TD Bank has agreed to pay a nearly $3 billion fine to U.S. authorities and on Thursday pleaded guilty to money laundering-related charges in a case brought by federal prosecutors. He claimed that Canadian banks have made it “convenient” for criminals to open accounts and send money. For almost 10 years.
In settling the case, federal banking regulators also imposed caps on TD’s ability to accept new deposits in the United States, an unusual move that limits the lender’s ability to grow its business in a major market.
The total fine is the largest ever imposed on a bank by U.S. authorities for violating anti-money laundering laws, and is the largest ever imposed on a bank by U.S. authorities in 2012 for transferring billions of dollars to Mexican drug cartels and sanctioned countries such as Iran. That’s more than the $1.92 billion paid by HSBC.

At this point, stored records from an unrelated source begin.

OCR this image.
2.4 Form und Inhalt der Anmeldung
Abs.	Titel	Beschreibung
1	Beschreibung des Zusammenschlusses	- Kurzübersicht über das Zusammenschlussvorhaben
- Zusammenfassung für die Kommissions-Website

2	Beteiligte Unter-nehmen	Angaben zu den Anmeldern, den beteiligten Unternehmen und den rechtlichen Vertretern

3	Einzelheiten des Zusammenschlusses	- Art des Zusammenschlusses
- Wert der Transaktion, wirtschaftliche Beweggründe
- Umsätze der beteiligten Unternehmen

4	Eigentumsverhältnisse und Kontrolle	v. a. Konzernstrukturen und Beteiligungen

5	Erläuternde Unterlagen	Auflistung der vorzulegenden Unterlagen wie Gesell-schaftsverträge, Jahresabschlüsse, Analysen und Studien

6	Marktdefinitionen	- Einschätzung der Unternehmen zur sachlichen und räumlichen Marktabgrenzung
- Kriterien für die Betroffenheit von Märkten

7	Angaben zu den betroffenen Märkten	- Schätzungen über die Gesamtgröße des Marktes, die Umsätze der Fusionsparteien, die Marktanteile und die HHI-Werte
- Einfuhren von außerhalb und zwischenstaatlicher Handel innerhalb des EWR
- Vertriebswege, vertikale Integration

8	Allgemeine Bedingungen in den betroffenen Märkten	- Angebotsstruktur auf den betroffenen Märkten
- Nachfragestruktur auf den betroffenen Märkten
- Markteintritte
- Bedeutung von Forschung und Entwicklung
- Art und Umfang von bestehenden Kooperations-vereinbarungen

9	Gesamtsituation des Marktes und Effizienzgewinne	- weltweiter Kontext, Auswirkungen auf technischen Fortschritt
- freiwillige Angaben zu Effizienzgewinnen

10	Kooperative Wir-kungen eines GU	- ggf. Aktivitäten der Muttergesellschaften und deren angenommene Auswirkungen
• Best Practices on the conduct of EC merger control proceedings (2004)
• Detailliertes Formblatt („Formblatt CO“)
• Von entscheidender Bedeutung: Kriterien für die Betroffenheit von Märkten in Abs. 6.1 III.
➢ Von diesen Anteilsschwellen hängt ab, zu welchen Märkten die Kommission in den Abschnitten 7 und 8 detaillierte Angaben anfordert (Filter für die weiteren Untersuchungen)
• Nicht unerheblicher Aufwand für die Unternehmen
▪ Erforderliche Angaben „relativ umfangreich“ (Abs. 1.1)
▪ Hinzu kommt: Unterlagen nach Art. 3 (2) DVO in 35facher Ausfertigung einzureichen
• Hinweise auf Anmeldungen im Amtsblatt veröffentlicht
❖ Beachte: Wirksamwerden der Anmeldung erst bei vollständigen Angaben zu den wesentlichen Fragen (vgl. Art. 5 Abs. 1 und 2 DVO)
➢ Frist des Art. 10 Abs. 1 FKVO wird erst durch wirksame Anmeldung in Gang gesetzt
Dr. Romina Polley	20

The Office of the Comptroller of the Currency has imposed what is considered the industry’s toughest punishment on TD Bank, imposing an “asset cap” that prevents the bank from growing beyond its current size. TD Bank, which has about $370 billion in assets, is the first major bank to face asset restrictions since Wells Fargo, which has been under restriction since 2018 for a series of frauds, including opening fake bank accounts without customers’ consent. Become a bank.
The bank pleaded guilty to charges of conspiring to fail to maintain an adequate anti-money laundering program and failing to submit accurate transaction reports. Cynthia Adams, TD Bank’s U.S. Chief Legal Officer, entered the guilty plea on behalf of the bank’s U.S. subsidiary before U.S. Judge Esther Salas in U.S. District Court in Newark.
Federal prosecutors said in court filings that some of the bank’s employees enabled criminal organizations to launder money, but the bank was slow to discover and act on it. Prosecutors said they had indicted more than 20 people, including two bank insiders.
“TD Bank has consistently prioritized growth over control, making it easy for employees to break the law and launder hundreds of millions of dollars,” Michael J. Hsu, the acting Comptroller of the Currency, said in a statement. I was able to do it.” “Imposing asset caps allows banks to focus on building appropriate controls commensurate with their risk profile.”
The joint action included federal prosecutors from New Jersey and Washington, the Federal Reserve, the Office of the Comptroller of the Currency, and other financial authorities.
TD Bank Group, Canada’s second-largest bank with about 1,100 branches in the United States, disclosed last year that it was the subject of a U.S. Department of Justice investigation into anti-money laundering compliance. The bank reported in April that it was in discussions with three U.S. banking regulators about penalties for failing to comply with anti-money laundering laws.
At the time, the bank had set aside $450 million in reserves to cover expected fines, but warned investors that the ultimate cost could be much higher. In August, the bank set aside an additional $2.6 billion in reserves for expected fines. To raise the cash, TD Bank sold 40.5 million shares of Charles Schwab stock, reducing its ownership in the bank and brokerage firm from 12% to just over 10%.
“The failure was profound,” Bharat Masrani, TD Bank’s chief executive since 2014, told analysts in August. “We own it. We know what the problems are and we’re fixing them.”
The bank announced last month that Masrani would step down in April and replace him with Raymond Chung, who is now head of the bank’s personal banking division.
TD Bank agreed last year to pay $1.2 billion to settle claims stemming from a $7 billion pyramid scheme involving Stanford Financial Bank, which collapsed in 2009. TD Bank was accused of continuing to do business with Stanford despite obvious red flags about its operations and the financial institution’s management. Fraudulent Certificates of Deposit sold by Stanford University to over 20,000 customers.
The swirling investigation has derailed TD Bank’s planned acquisition of Memphis-based First Horizon Bank. The $13.4 billion acquisition was announced in early 2022 and scrapped last year due to problems with obtaining regulatory approval. TD Bank paid First Horizon a $200 million penalty for breach of contract.
Masrani said in May that TD Bank spent C$500 million (about $365 million) to improve its money laundering controls. Late last year, the bank hired former Bank of Montreal official Herb Mazariegos to run its global anti-money laundering program.
TD Bank’s U.S. branches are spread along the East Coast from Maine to Florida. It has roughly the same number of branches across Canada and is also known as Toronto-Dominion in Canada. The company is the 10th largest bank in the United States, according to Federal Reserve data.
In the settlement, TD agreed to appoint an independent monitor to oversee its anti-money laundering program.